Soulager les douleurs
Par définition, "tous les kinés travaillent sur les fascias", précise Anh Phong Nguyen. Nul besoin d’être fasciathérapeute pour prendre en compte ce composant lors d’une approche manuelle. "Quand vous faites un massage, vous faites de la fasciathérapie, souligne le chercheur. Quand vous vous étirez, vous faites aussi de la fasciathérapie. L’étirement est même la technique qui a le plus gros impact physique sur les fascias car en fait, on n’étire jamais les muscles et les tendons... mais les fascias."
Néanmoins, aujourd’hui, la fasciathérapie a le vent en poupe, notamment dans le cas de douleurs aiguës ou chroniques (causées par l’arthrose, les lombalgies, la fibromyalgie, le cancer...), de troubles digestifs, de migraines ou d’anxiété. S’il existe plusieurs approches différentes, la plus connue est celle développée dans les années 80 par le Français Danis Bois, kinésithérapeute et ostéopathe. Cette approche manuelle repose sur un bilan des zones de crispation fasciales, après quoi le fasciathérapeute va effectuer des mouvements lents et des pressions particulièrement douces, visant à redonner au fascia sa mobilité et sa souplesse.

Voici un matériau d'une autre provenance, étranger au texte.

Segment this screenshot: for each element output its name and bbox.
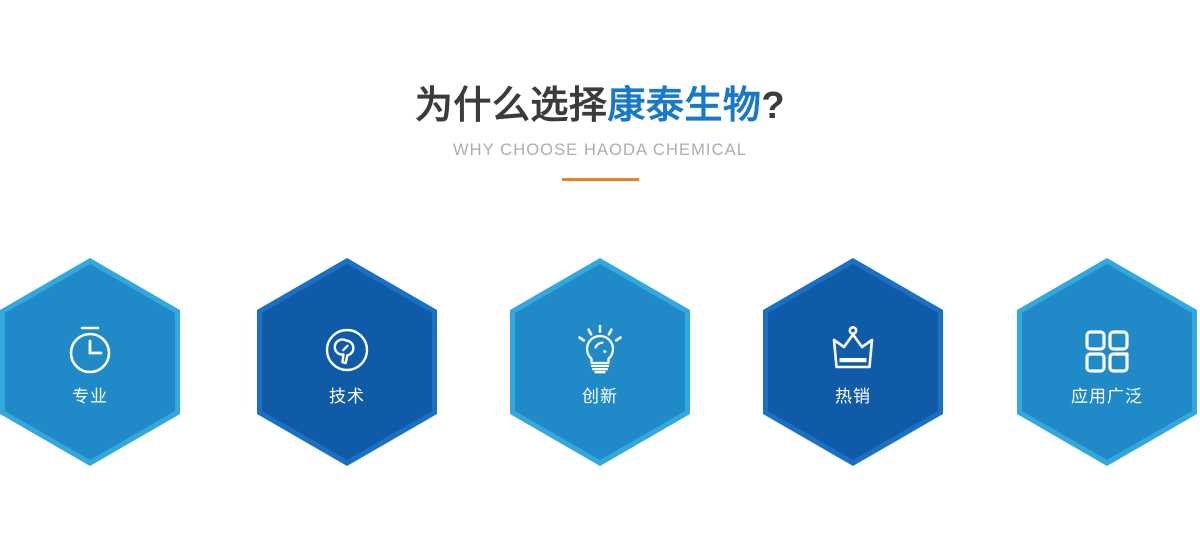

Même si la science n’a à ce jour pas pu démontrer l’efficacité de la fasciathérapie pour "soigner", pour Anh Phong Nguyen, elle est en revanche indéniablement efficace pour "soulager". "La fasciathérapie, c’est littéralement la thérapie qui soigne les fascias pour améliorer la fonction. Or, nous, les kinés, nous travaillons éventuellement des déficits structurels mais surtout des déficits fonctionnels. De manière générale, on sait que la thérapie physique – les kinés, les chiropracteurs, les ostéopathes –, c’est la meilleure thérapie au monde après les médicaments pour soulager les symptômes", rappelle-t-il. S’il est important de ne pas placer d’espoir disproportionné dans ces approches, les exclure ne serait pas non plus un bon calcul poursuit Anh Phong Nguyen. Et de souligner l’importance de la relation thérapeutique, quelle que soit l’approche choisie. "Les patients qui ont des douleurs chroniques ont souvent aussi une modification de la perception de la douleur. Or n’importe quelle thérapie – par le simple fait d’être accompagné – va agir sur ce système de perception de la douleur. L’effet placebo entre en ligne de compte mais le résultat est que vous avez toutes les chances de ressortir du cabinet avec moins de douleurs !"

Bouger pour ses fascias
Au quotidien, il existe une manière simple de prendre soin de ses fascias : bouger. "D’abord, en cas de douleurs chroniques, bouger grâce à quelqu’un d’autre, que ce soit un fasciathérapeute, un kiné etc. Ensuite, il faut essayer de bouger soi-même de manière active pour faire chauffer et mobiliser les muscles."  Bouger et surtout éviter de rester assis toute la journée... "Il faut lutter contre la sédentarité, car on peut être actif et sédentaire ! Être sédentaire, ça veut dire être assis ou couché plus de huit heures par jour en situation diurne. Et la sédentarité est le facteur majeur de réduction d’autonomie et de risque de décès non traumatique de l’être humain moderne. Si vous êtes assis 9 heures par jour, il faudrait que vous fassiez 75 minutes d’activité modérée quotidiennement pour compenser, ce qui est beaucoup... Éviter la sédentarité – favoriser les bureaux debout, les meetings en se promenant, les marches dînatoires – devrait donc être à l’avant-plan en termes de santé publique. C’est ça qui permet de prendre soin de ses os, de ses muscles... et de ses fascias."